Menjadi penulis biografi adalah cita-citaku. Ini kesempatan langka, belum tentu aku bisa mendapat kesempatan yang sama. Ketika bekerja di LightSound, aku memiliki portofolio bagus. Namun, Click membuatku dipandang sebelah mata. Aku sadar, posisi sebagai editor Click membuatku dipandang rendah sebagai penulis gosip. Aku enggak akan dianggap serius untuk diberikan tanggung jawab menulis biografi.

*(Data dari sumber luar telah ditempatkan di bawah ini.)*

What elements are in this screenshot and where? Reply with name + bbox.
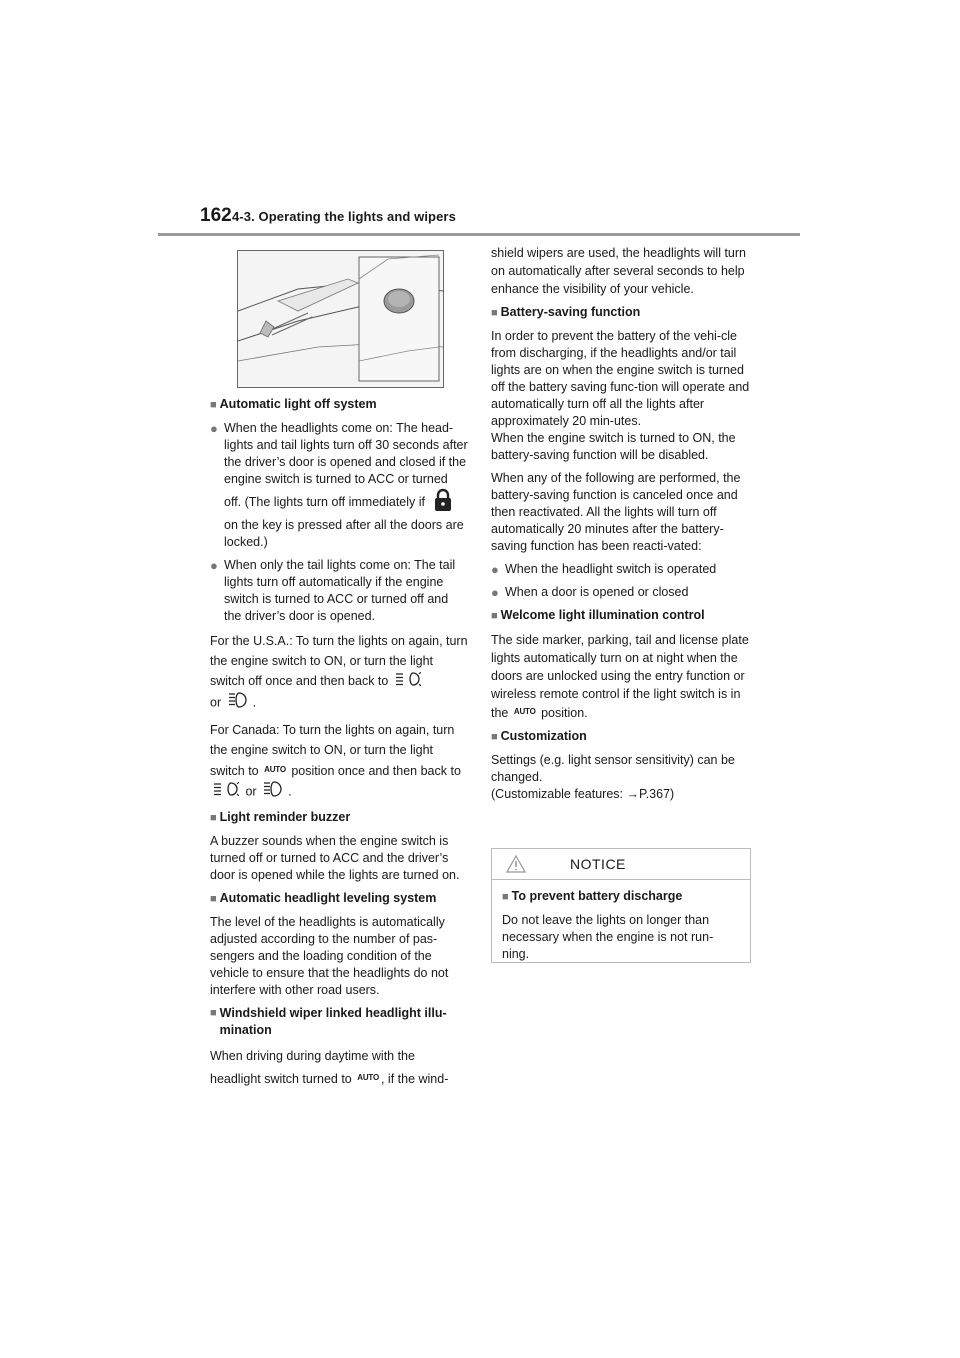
buzzer-text: A buzzer sounds when the engine switch i… xyxy=(210,833,460,882)
light-reminder-buzzer-heading: ■Light reminder buzzer xyxy=(210,809,351,824)
tail-light-icon xyxy=(263,781,285,803)
customization-heading: ■Customization xyxy=(491,729,587,743)
low-beam-headlight-icon xyxy=(213,781,240,802)
battery-paragraph: In order to prevent the battery of the v… xyxy=(491,329,750,428)
warning-triangle-icon xyxy=(505,854,527,878)
header-rule xyxy=(158,233,800,236)
padlock-icon xyxy=(432,488,454,517)
bullet-dot-icon: ● xyxy=(210,421,218,436)
page-number: 162 xyxy=(200,205,232,226)
notice-heading: ■To prevent battery discharge xyxy=(502,889,683,903)
notice-box: NOTICE ■To prevent battery discharge Do … xyxy=(491,848,751,963)
canada-paragraph: For Canada: To turn the lights on again,… xyxy=(210,720,468,803)
square-bullet-icon: ■ xyxy=(491,307,498,319)
section-title: 4-3. Operating the lights and wipers xyxy=(232,209,456,224)
right-column: shield wipers are used, the headlights w… xyxy=(491,244,751,809)
list-item: ● When the headlight switch is operated xyxy=(491,562,717,577)
list-item: ● When the headlights come on: The head-… xyxy=(210,421,468,549)
bullet-dot-icon: ● xyxy=(491,585,499,600)
usa-paragraph: For the U.S.A.: To turn the lights on ag… xyxy=(210,631,468,714)
auto-position-icon: AUTO xyxy=(513,707,536,716)
light-sensor-figure xyxy=(237,250,444,388)
wiper-linked-heading: ■Windshield wiper linked headlight illu-… xyxy=(210,1005,447,1037)
bullet-dot-icon: ● xyxy=(491,562,499,577)
square-bullet-icon: ■ xyxy=(210,892,217,905)
square-bullet-icon: ■ xyxy=(502,891,509,903)
square-bullet-icon: ■ xyxy=(210,399,217,411)
list-item: ● When only the tail lights come on: The… xyxy=(210,558,456,623)
welcome-light-heading: ■Welcome light illumination control xyxy=(491,608,705,622)
square-bullet-icon: ■ xyxy=(210,811,217,824)
tail-light-icon xyxy=(228,692,250,714)
windshield-illustration xyxy=(238,254,443,382)
low-beam-headlight-icon xyxy=(395,671,422,692)
headlight-leveling-heading: ■Automatic headlight leveling system xyxy=(210,890,437,905)
automatic-light-off-heading: ■Automatic light off system xyxy=(210,397,377,411)
square-bullet-icon: ■ xyxy=(210,1006,217,1019)
auto-position-icon: AUTO xyxy=(264,764,286,774)
customization-text: Settings (e.g. light sensor sensitivity)… xyxy=(491,753,735,784)
square-bullet-icon: ■ xyxy=(491,731,498,743)
square-bullet-icon: ■ xyxy=(491,610,498,622)
auto-position-icon: AUTO xyxy=(357,1072,379,1082)
leveling-text: The level of the headlights is automatic… xyxy=(210,914,449,997)
battery-paragraph: When any of the following are performed,… xyxy=(491,471,741,553)
notice-title: NOTICE xyxy=(570,856,626,872)
left-column: ■Automatic light off system ● When the h… xyxy=(210,394,468,1096)
customization-reference: (Customizable features: →P.367) xyxy=(491,787,675,801)
bullet-dot-icon: ● xyxy=(210,558,218,573)
wiper-text: When driving during daytime with the hea… xyxy=(210,1045,468,1090)
list-item: ● When a door is opened or closed xyxy=(491,585,689,600)
wiper-text-continued: shield wipers are used, the headlights w… xyxy=(491,246,746,296)
battery-saving-heading: ■Battery-saving function xyxy=(491,305,641,319)
notice-text: Do not leave the lights on longer than n… xyxy=(502,913,714,961)
battery-paragraph: When the engine switch is turned to ON, … xyxy=(491,431,736,462)
welcome-text: The side marker, parking, tail and licen… xyxy=(491,633,749,720)
notice-header: NOTICE xyxy=(492,849,750,880)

Seharusnya aku resign, tapi aku enggak mungkin berhenti tanpa ada pekerjaan lain. Aku enggak punya privilege bisa resign sesuka hati. Aku butuh gaji untuk makan, juga untuk membiayai kuliah Raja. Aku masih perang dingin dengan Raja yang memutuskan untuk bekerja, bukannya kuliah. Aku sudah berjanji pada orang tuaku untuk menjaga Raja, sekaligus memastikan pendidikannya terpenuhi.

Aku melanglah keluar dari gedung Click. Enggak ada tujuan yang jelas, aku cuma mau menjauh dari ruang redaksi dan Bang Akbar yang membuat emosiku mendidih. Aku sedang melintasi parkiran ketika mendengar suara berat memanggil namaku.

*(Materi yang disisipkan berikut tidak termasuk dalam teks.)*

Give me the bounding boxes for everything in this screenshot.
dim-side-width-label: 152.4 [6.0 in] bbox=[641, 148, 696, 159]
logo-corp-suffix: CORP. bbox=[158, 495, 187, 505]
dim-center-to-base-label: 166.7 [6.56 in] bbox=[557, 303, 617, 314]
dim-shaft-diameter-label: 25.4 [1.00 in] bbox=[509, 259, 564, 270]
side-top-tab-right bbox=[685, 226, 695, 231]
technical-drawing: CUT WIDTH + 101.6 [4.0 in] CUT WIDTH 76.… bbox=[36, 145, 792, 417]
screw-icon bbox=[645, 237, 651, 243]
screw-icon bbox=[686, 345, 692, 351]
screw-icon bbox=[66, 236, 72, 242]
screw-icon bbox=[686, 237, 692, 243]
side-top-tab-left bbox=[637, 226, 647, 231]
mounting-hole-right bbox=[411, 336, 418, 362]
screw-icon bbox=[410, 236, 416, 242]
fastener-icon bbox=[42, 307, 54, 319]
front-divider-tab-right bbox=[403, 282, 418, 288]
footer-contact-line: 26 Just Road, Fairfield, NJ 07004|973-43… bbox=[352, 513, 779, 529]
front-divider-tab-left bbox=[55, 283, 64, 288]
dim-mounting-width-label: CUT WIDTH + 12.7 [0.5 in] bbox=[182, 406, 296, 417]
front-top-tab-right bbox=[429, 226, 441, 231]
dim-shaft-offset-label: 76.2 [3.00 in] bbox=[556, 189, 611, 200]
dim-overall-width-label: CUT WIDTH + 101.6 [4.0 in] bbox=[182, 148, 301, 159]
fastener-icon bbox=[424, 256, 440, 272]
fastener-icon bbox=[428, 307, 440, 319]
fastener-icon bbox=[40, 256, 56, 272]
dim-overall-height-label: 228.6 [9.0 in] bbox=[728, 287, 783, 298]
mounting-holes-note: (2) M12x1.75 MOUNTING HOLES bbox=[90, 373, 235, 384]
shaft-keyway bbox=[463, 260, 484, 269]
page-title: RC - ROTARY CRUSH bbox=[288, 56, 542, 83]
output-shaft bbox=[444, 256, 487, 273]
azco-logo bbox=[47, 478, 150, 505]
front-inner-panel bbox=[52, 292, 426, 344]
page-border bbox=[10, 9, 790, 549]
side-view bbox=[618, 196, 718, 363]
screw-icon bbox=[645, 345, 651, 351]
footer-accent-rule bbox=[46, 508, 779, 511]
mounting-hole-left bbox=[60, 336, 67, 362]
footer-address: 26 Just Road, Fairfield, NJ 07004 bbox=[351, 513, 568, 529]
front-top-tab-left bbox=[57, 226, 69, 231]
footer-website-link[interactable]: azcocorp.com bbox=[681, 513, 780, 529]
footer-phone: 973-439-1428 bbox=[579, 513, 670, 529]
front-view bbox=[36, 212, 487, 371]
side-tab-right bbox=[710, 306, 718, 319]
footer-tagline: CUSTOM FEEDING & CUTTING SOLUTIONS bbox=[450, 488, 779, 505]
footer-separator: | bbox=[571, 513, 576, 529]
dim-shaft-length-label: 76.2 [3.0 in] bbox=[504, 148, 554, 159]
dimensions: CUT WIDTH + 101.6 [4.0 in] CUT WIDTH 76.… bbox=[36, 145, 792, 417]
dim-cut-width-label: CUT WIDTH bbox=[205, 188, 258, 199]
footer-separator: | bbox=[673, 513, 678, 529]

Enggak perlu menoleh untuk tahu si pemilik suara.

Aku menghela napas panjang sebelum memutar tubuh dan berhadapan dengan Elkie. Dia bersedekap di depanku. Badannya yang besar itu mampu membuat siapa pun mengkeret ketakutan. Termasuk aku. Ditambah dengan sejarah di antara kami membuatku semakin ingin menghilang dari depannya.

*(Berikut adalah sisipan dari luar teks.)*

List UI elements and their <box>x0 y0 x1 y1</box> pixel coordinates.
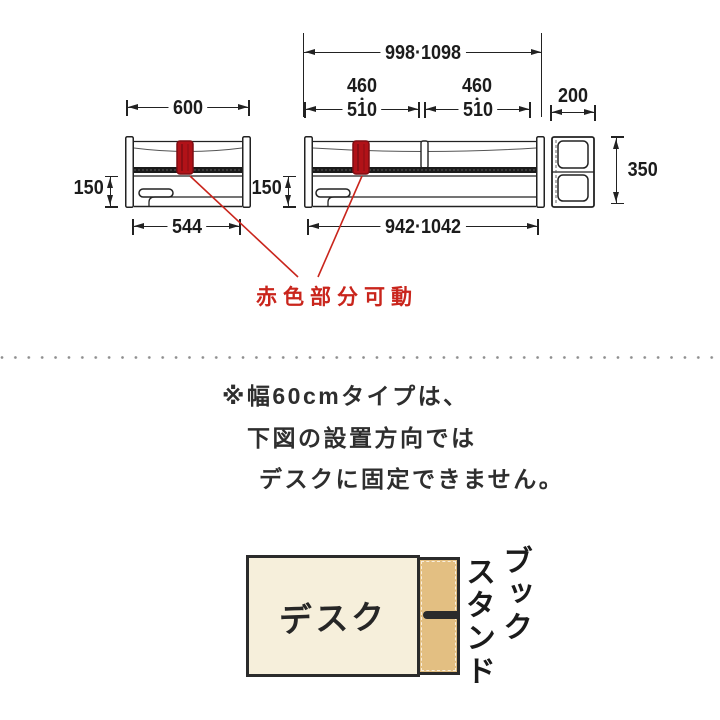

Di depan Elkie, aku memasang ekspresi keras dan berusaha untuk tidak terpengaruh. Aku mendongak, berdiri tegak agar kelihatan tinggi dan tidak terpengaruh oleh kehadirannya. Sesuatu yang percuma.

He's too big.

Well, mungkin aku yang terlalu kecil. Tinggiku tidak bertambah sejak SMA. Di mana pun, aku selalu menjadi sosok paling pendek. Aku capek dianggap remeh karena punya badan kecil. Tinggiku hanya 155cm, membuatku sering dikira lebih muda dibanding usiaku. Di antara rekan sesama editor, aku yang paling sering diremehkan karena aku perempuan dan punya badan kecil. Rekan kerjaku sering menganggap sebelah mata, tidak pernah menanggapi dengan serius, hanya karena aku perempuan dan postur tubuhku.